In response to conflicts among students over pro-Trump chalk messages on the campus of Appalachian State University, the Board of Trustees rewrote school policy, putting support of minorities over laws that protect free speech at public universities.
In early September, students at App State started scribbling messages in chalk across campus. It was a war of words on pavement between pro-Trump students and anti-Trump students. Some students complained, saying the messages were racist and offensive.
Initially, Chancellor Sheri Everts responded by upholding principles of a free society. In a letter to students on September 15, she reminded them that “at Appalachian, we staunchly support free speech and academic freedom.”
We encourage our community to debate vigorously, challenge and defend ideas, and advocate for your positions. At the same time, we must hold one another accountable to do so in a manner that does not demean, vilify or attack the humanity of [other] community members. In a democratic society, we often experience a clash of ideas, but no one is “less than” anyone else. To attempt winning an argument by endeavoring to marginalize others kills intelligent discourse and is an affront to true democracy.
I encourage each member of our community to hold fast to their ideals and beliefs, and in doing so, respect the humanity and individual value of others. As we move forward together, let us accept the challenge to embrace our best selves.
That didn’t put an end to the controversy, however, as students continued to complain that the chalked messages were offensive and they didn’t feel safe on campus. The chancellor described the incidents as “near-physical altercations and expressions of worry about possible physical attacks.”
The Board of Trustees and Faculty Senate decided to take action by updating the school’s chalking policy to allow only “recognized student organizations and University departments for the purpose of promoting events or programs that occur at Appalachian State University or in the Boone community with a specific date, time, and location.”

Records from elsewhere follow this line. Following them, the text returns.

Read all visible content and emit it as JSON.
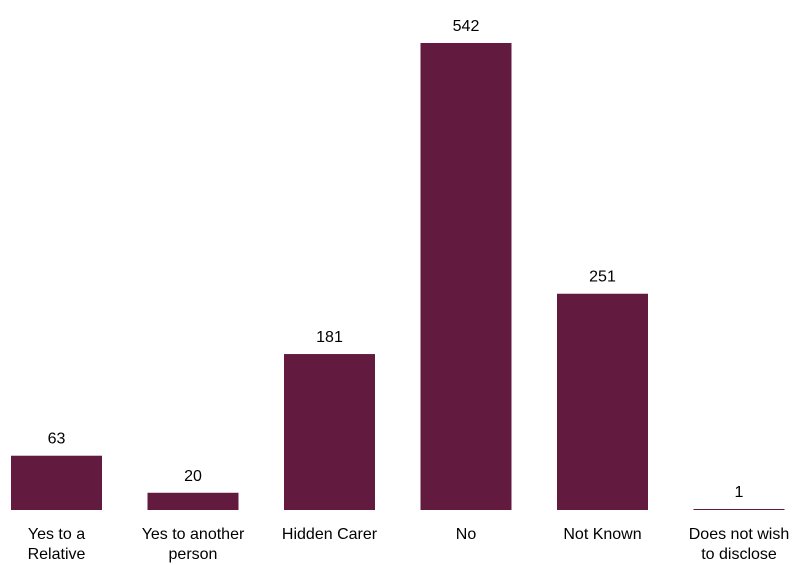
{
  "chart_data": {
    "type": "bar",
    "title": "",
    "xlabel": "",
    "ylabel": "",
    "categories": [
      [
        "Yes to a",
        "Relative"
      ],
      [
        "Yes to another",
        "person"
      ],
      [
        "Hidden Carer"
      ],
      [
        "No"
      ],
      [
        "Not Known"
      ],
      [
        "Does not wish",
        "to disclose"
      ]
    ],
    "values": [
      63,
      20,
      181,
      542,
      251,
      1
    ],
    "ylim": [
      0,
      542
    ],
    "grid": false,
    "legend": "none",
    "bar_color": "#621b3f"
  }
}
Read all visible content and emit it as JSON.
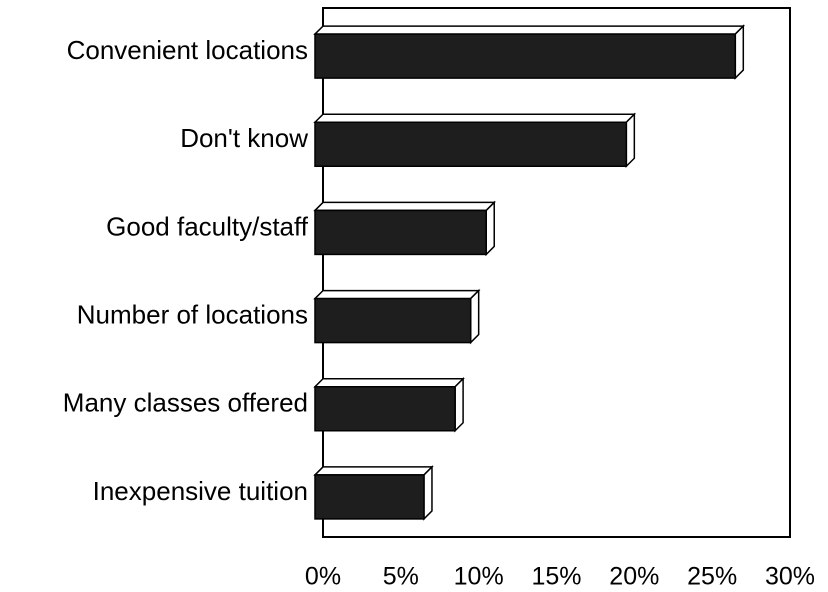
{
  "chart_data": {
    "type": "bar",
    "orientation": "horizontal",
    "categories": [
      "Convenient locations",
      "Don't know",
      "Good faculty/staff",
      "Number of locations",
      "Many classes offered",
      "Inexpensive tuition"
    ],
    "values": [
      27,
      20,
      11,
      10,
      9,
      7
    ],
    "color": "#1e1e1e",
    "xlim": [
      0,
      30
    ],
    "xticks": [
      {
        "value": 0,
        "label": "0%"
      },
      {
        "value": 5,
        "label": "5%"
      },
      {
        "value": 10,
        "label": "10%"
      },
      {
        "value": 15,
        "label": "15%"
      },
      {
        "value": 20,
        "label": "20%"
      },
      {
        "value": 25,
        "label": "25%"
      },
      {
        "value": 30,
        "label": "30%"
      }
    ]
  }
}
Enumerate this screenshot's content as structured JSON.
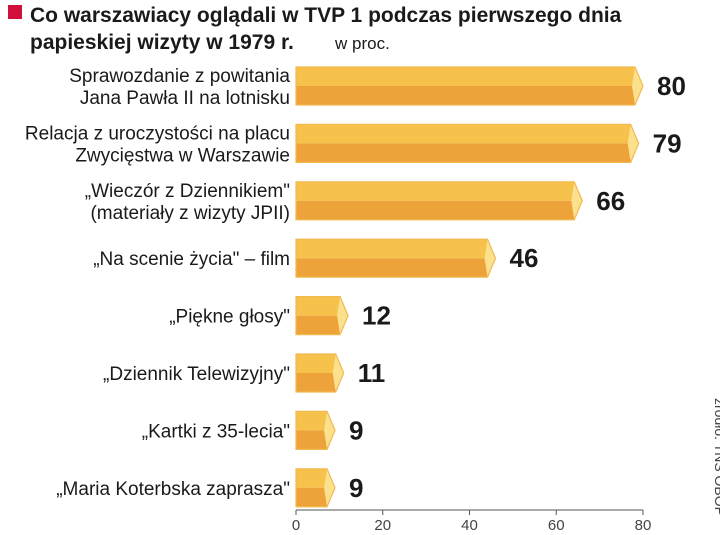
{
  "title_lines": [
    "Co warszawiacy oglądali w TVP 1 podczas pierwszego dnia",
    "papieskiej wizyty w 1979 r."
  ],
  "unit_label": "w proc.",
  "source": "źródło: TNS OBOP",
  "colors": {
    "title_marker": "#d0103a",
    "bar_top": "#f7c24b",
    "bar_bottom": "#eea33a",
    "bar_cap": "#fbe08e",
    "bar_stroke": "#f2b94f"
  },
  "chart_data": {
    "type": "bar",
    "orientation": "horizontal",
    "categories": [
      [
        "Sprawozdanie z powitania",
        "Jana Pawła II na lotnisku"
      ],
      [
        "Relacja z uroczystości na placu",
        "Zwycięstwa w Warszawie"
      ],
      [
        "„Wieczór z Dziennikiem\"",
        "(materiały z wizyty JPII)"
      ],
      [
        "„Na scenie życia\" – film"
      ],
      [
        "„Piękne głosy\""
      ],
      [
        "„Dziennik Telewizyjny\""
      ],
      [
        "„Kartki z 35-lecia\""
      ],
      [
        "„Maria Koterbska zaprasza\""
      ]
    ],
    "values": [
      80,
      79,
      66,
      46,
      12,
      11,
      9,
      9
    ],
    "value_labels": [
      "80",
      "79",
      "66",
      "46",
      "12",
      "11",
      "9",
      "9"
    ],
    "xlim": [
      0,
      80
    ],
    "xticks": [
      "0",
      "20",
      "40",
      "60",
      "80"
    ],
    "grid": false,
    "legend": "none"
  }
}
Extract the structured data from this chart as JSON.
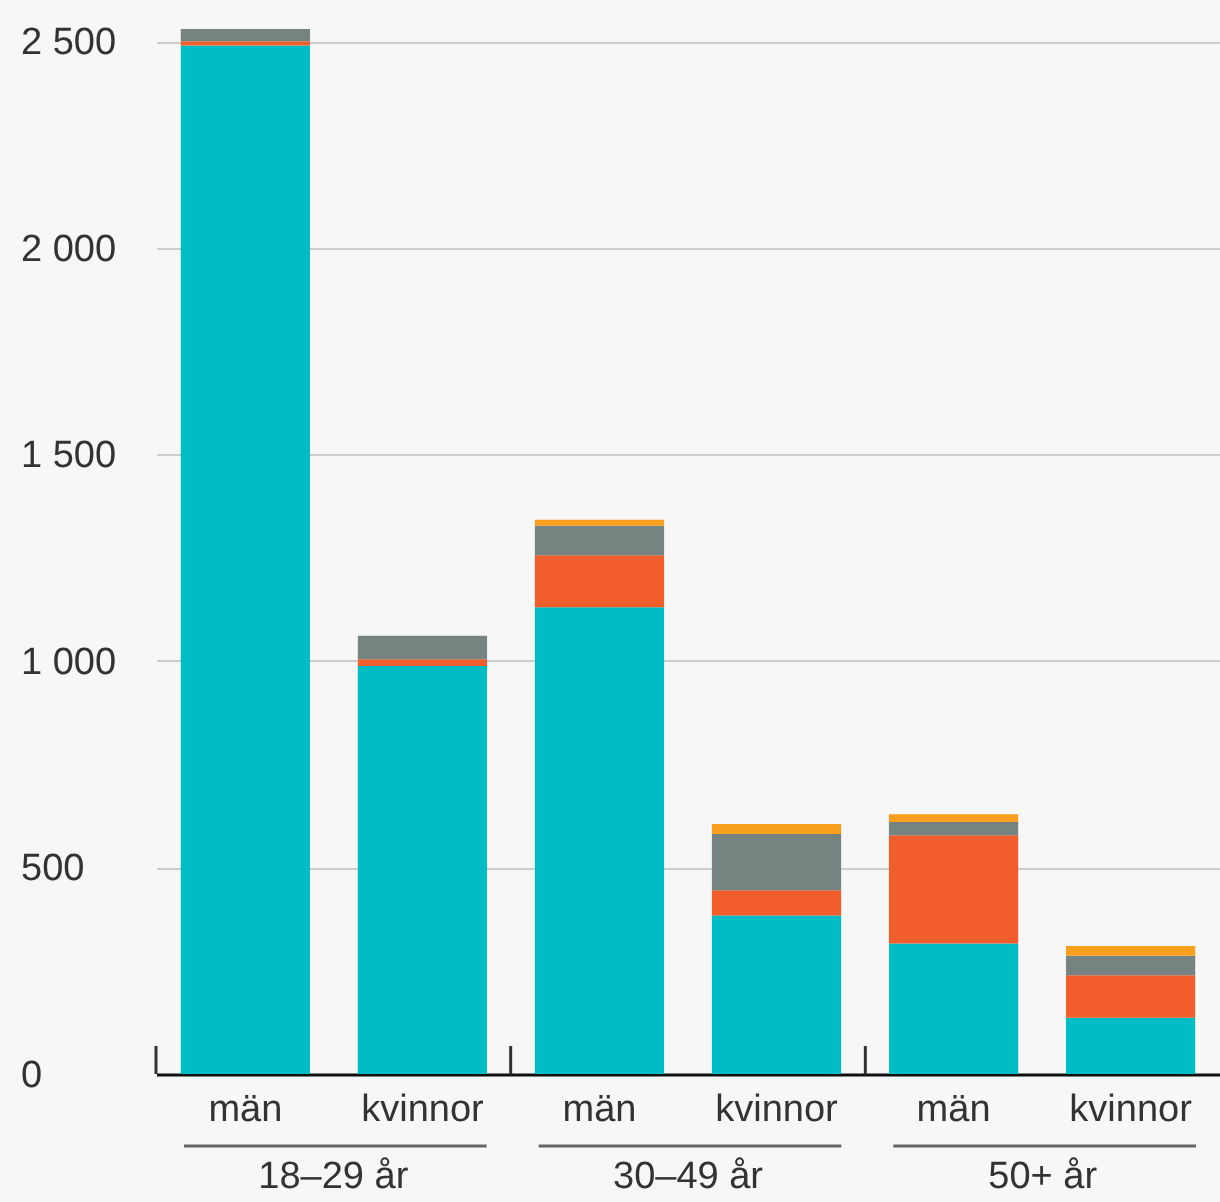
{
  "chart_data": {
    "type": "bar",
    "stacked": true,
    "categories": [
      "män",
      "kvinnor",
      "män",
      "kvinnor",
      "män",
      "kvinnor"
    ],
    "series": [
      {
        "color": "#00bcc4",
        "values": [
          2490,
          988,
          1130,
          384,
          316,
          136
        ]
      },
      {
        "color": "#f15e2b",
        "values": [
          10,
          16,
          126,
          61,
          262,
          103
        ]
      },
      {
        "color": "#758381",
        "values": [
          30,
          57,
          71,
          136,
          32,
          47
        ]
      },
      {
        "color": "#f8a01e",
        "values": [
          null,
          null,
          15,
          24,
          19,
          24
        ]
      }
    ],
    "ylim": [
      0,
      2600
    ],
    "yticks": [
      0,
      500,
      {
        "value": 1000,
        "label": "1 000"
      },
      {
        "value": 1500,
        "label": "1 500"
      },
      {
        "value": 2000,
        "label": "2 000"
      },
      {
        "value": 2500,
        "label": "2 500"
      }
    ],
    "grid": "y",
    "annotations": [
      "18–29 år",
      "30–49 år",
      "50+ år"
    ]
  }
}
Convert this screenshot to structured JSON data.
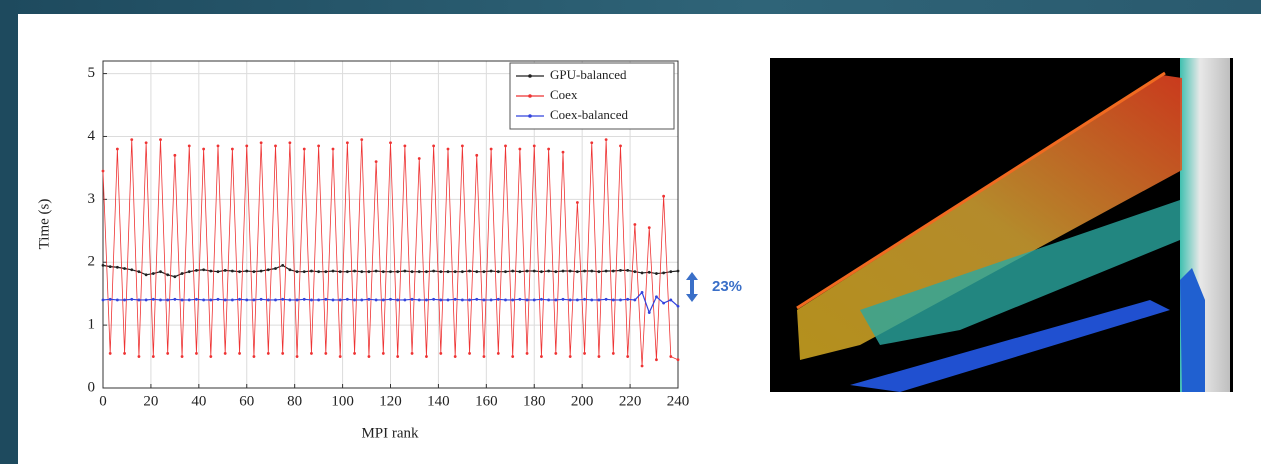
{
  "chart_data": {
    "type": "line",
    "ylabel": "Time (s)",
    "xlabel": "MPI rank",
    "annotation": "23%",
    "xlim": [
      0,
      240
    ],
    "ylim": [
      0,
      5.2
    ],
    "xticks": [
      0,
      20,
      40,
      60,
      80,
      100,
      120,
      140,
      160,
      180,
      200,
      220,
      240
    ],
    "yticks": [
      0,
      1,
      2,
      3,
      4,
      5
    ],
    "grid": true,
    "legend": "upper right",
    "x": [
      0,
      3,
      6,
      9,
      12,
      15,
      18,
      21,
      24,
      27,
      30,
      33,
      36,
      39,
      42,
      45,
      48,
      51,
      54,
      57,
      60,
      63,
      66,
      69,
      72,
      75,
      78,
      81,
      84,
      87,
      90,
      93,
      96,
      99,
      102,
      105,
      108,
      111,
      114,
      117,
      120,
      123,
      126,
      129,
      132,
      135,
      138,
      141,
      144,
      147,
      150,
      153,
      156,
      159,
      162,
      165,
      168,
      171,
      174,
      177,
      180,
      183,
      186,
      189,
      192,
      195,
      198,
      201,
      204,
      207,
      210,
      213,
      216,
      219,
      222,
      225,
      228,
      231,
      234,
      237,
      240
    ],
    "series": [
      {
        "name": "GPU-balanced",
        "color": "#222222",
        "values": [
          1.95,
          1.93,
          1.92,
          1.9,
          1.88,
          1.85,
          1.8,
          1.82,
          1.85,
          1.8,
          1.77,
          1.82,
          1.85,
          1.87,
          1.88,
          1.86,
          1.85,
          1.87,
          1.86,
          1.85,
          1.86,
          1.85,
          1.86,
          1.88,
          1.9,
          1.95,
          1.88,
          1.85,
          1.85,
          1.86,
          1.85,
          1.85,
          1.86,
          1.85,
          1.85,
          1.86,
          1.85,
          1.85,
          1.86,
          1.85,
          1.85,
          1.85,
          1.86,
          1.85,
          1.85,
          1.85,
          1.86,
          1.85,
          1.85,
          1.85,
          1.85,
          1.86,
          1.85,
          1.85,
          1.86,
          1.85,
          1.85,
          1.86,
          1.85,
          1.86,
          1.86,
          1.85,
          1.86,
          1.85,
          1.86,
          1.86,
          1.85,
          1.86,
          1.86,
          1.85,
          1.86,
          1.86,
          1.87,
          1.87,
          1.85,
          1.83,
          1.84,
          1.82,
          1.83,
          1.85,
          1.86
        ]
      },
      {
        "name": "Coex",
        "color": "#ee3333",
        "values": [
          3.45,
          0.55,
          3.8,
          0.55,
          3.95,
          0.5,
          3.9,
          0.5,
          3.95,
          0.55,
          3.7,
          0.5,
          3.85,
          0.55,
          3.8,
          0.5,
          3.85,
          0.55,
          3.8,
          0.55,
          3.85,
          0.5,
          3.9,
          0.55,
          3.85,
          0.55,
          3.9,
          0.5,
          3.8,
          0.55,
          3.85,
          0.55,
          3.8,
          0.5,
          3.9,
          0.55,
          3.95,
          0.5,
          3.6,
          0.55,
          3.9,
          0.5,
          3.85,
          0.55,
          3.65,
          0.5,
          3.85,
          0.55,
          3.8,
          0.5,
          3.85,
          0.55,
          3.7,
          0.5,
          3.8,
          0.55,
          3.85,
          0.5,
          3.8,
          0.55,
          3.85,
          0.5,
          3.8,
          0.55,
          3.75,
          0.5,
          2.95,
          0.55,
          3.9,
          0.5,
          3.95,
          0.55,
          3.85,
          0.5,
          2.6,
          0.35,
          2.55,
          0.45,
          3.05,
          0.5,
          0.45
        ]
      },
      {
        "name": "Coex-balanced",
        "color": "#3344dd",
        "values": [
          1.4,
          1.41,
          1.4,
          1.4,
          1.41,
          1.4,
          1.4,
          1.41,
          1.4,
          1.4,
          1.41,
          1.4,
          1.4,
          1.41,
          1.4,
          1.4,
          1.41,
          1.4,
          1.4,
          1.41,
          1.4,
          1.4,
          1.41,
          1.4,
          1.4,
          1.41,
          1.4,
          1.4,
          1.41,
          1.4,
          1.4,
          1.41,
          1.4,
          1.4,
          1.41,
          1.4,
          1.4,
          1.41,
          1.4,
          1.4,
          1.41,
          1.4,
          1.4,
          1.41,
          1.4,
          1.4,
          1.41,
          1.4,
          1.4,
          1.41,
          1.4,
          1.4,
          1.41,
          1.4,
          1.4,
          1.41,
          1.4,
          1.4,
          1.41,
          1.4,
          1.4,
          1.41,
          1.4,
          1.4,
          1.41,
          1.4,
          1.4,
          1.41,
          1.4,
          1.4,
          1.41,
          1.4,
          1.4,
          1.41,
          1.4,
          1.52,
          1.2,
          1.45,
          1.35,
          1.4,
          1.3
        ]
      }
    ]
  }
}
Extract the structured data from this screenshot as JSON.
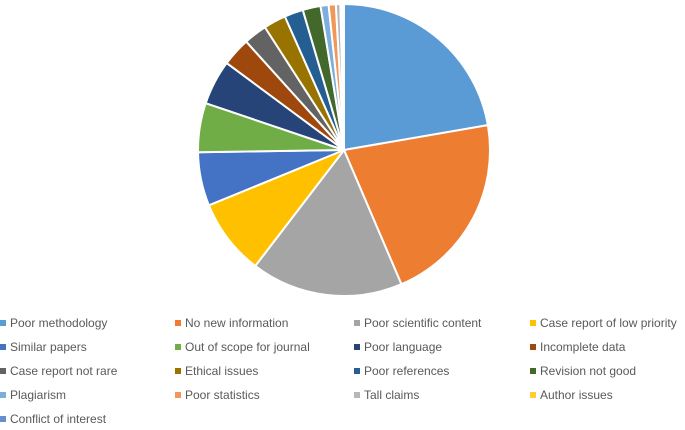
{
  "chart_data": {
    "type": "pie",
    "title": "",
    "legend_position": "bottom",
    "categories": [
      "Poor methodology",
      "No new information",
      "Poor scientific content",
      "Case report of low priority",
      "Similar papers",
      "Out of scope for journal",
      "Poor language",
      "Incomplete data",
      "Case report not rare",
      "Ethical issues",
      "Poor references",
      "Revision not good",
      "Plagiarism",
      "Poor statistics",
      "Tall claims",
      "Author issues",
      "Conflict of interest"
    ],
    "values": [
      22.5,
      21.5,
      17.0,
      8.5,
      6.0,
      5.5,
      5.0,
      3.2,
      2.6,
      2.5,
      2.1,
      2.0,
      0.9,
      0.8,
      0.5,
      0.2,
      0.2
    ],
    "colors": [
      "#5b9bd5",
      "#ed7d31",
      "#a5a5a5",
      "#ffc000",
      "#4472c4",
      "#70ad47",
      "#264478",
      "#9e480e",
      "#636363",
      "#997300",
      "#255e91",
      "#43682b",
      "#7cafdd",
      "#f1975a",
      "#b7b7b7",
      "#ffcd33",
      "#698ed0"
    ]
  }
}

The board made this decision even as it recognized that the right to assemble and to exercise free speech is “guaranteed by the United States Constitution and the North Carolina Constitution.”
Those rights are not absolute and may be subject to reasonable time, place and manner restrictions imposed by the university to protect public safety and university property, to minimize disruption of university operations and to afford assembly and free speech opportunities to other members of the university community and public.
Even though the chancellor and the board said they were worried about the safety of all students, their main concern seems have been making minorities feel comfortable on campus, free from offensive language they interpret as racist. This is evident from the chancellor’s letter on September 28, in which her primary focus is on proving “strong demonstrations of support for our underrepresented students.”
The adoption of these resolutions sends a strong signal from our top leadership that Appalachian values diversity of thought, belief and community, and is committed to fostering an environment that is supportive to all.
It’s also the focus of the chancellor’s first letter when she touted the school’s participation in “an internationally renowned Sustained Dialogue initiative, in order to engage members of the Appalachian Community in dialogues that cultivate strong, trusting relationships, foster respect for each individual and cultivate everyone’s ability to contribute to positive change.”
Diversity, inclusivity, and civility—not actual safety—seem to be the main concerns of the leadership at App State. Social engagement and creating a “safe” environment has now become an excuse to restrict free speech.
While it’s true that free speech isn’t absolute (you can’t yell “fire” in a crowded movie theater), protecting the feelings of minority students at a public university is not a cause for limiting that right.
The way to create an safe environment is to punish unlawful behavior. If someone makes a threat, investigate the incident and discipline them. As for anything else, including chalked political messages you don’t like, that’s just what living in a democracy looks like. It’s not always nice, it’s not always comfortable, and it’s not always civil. But it is free.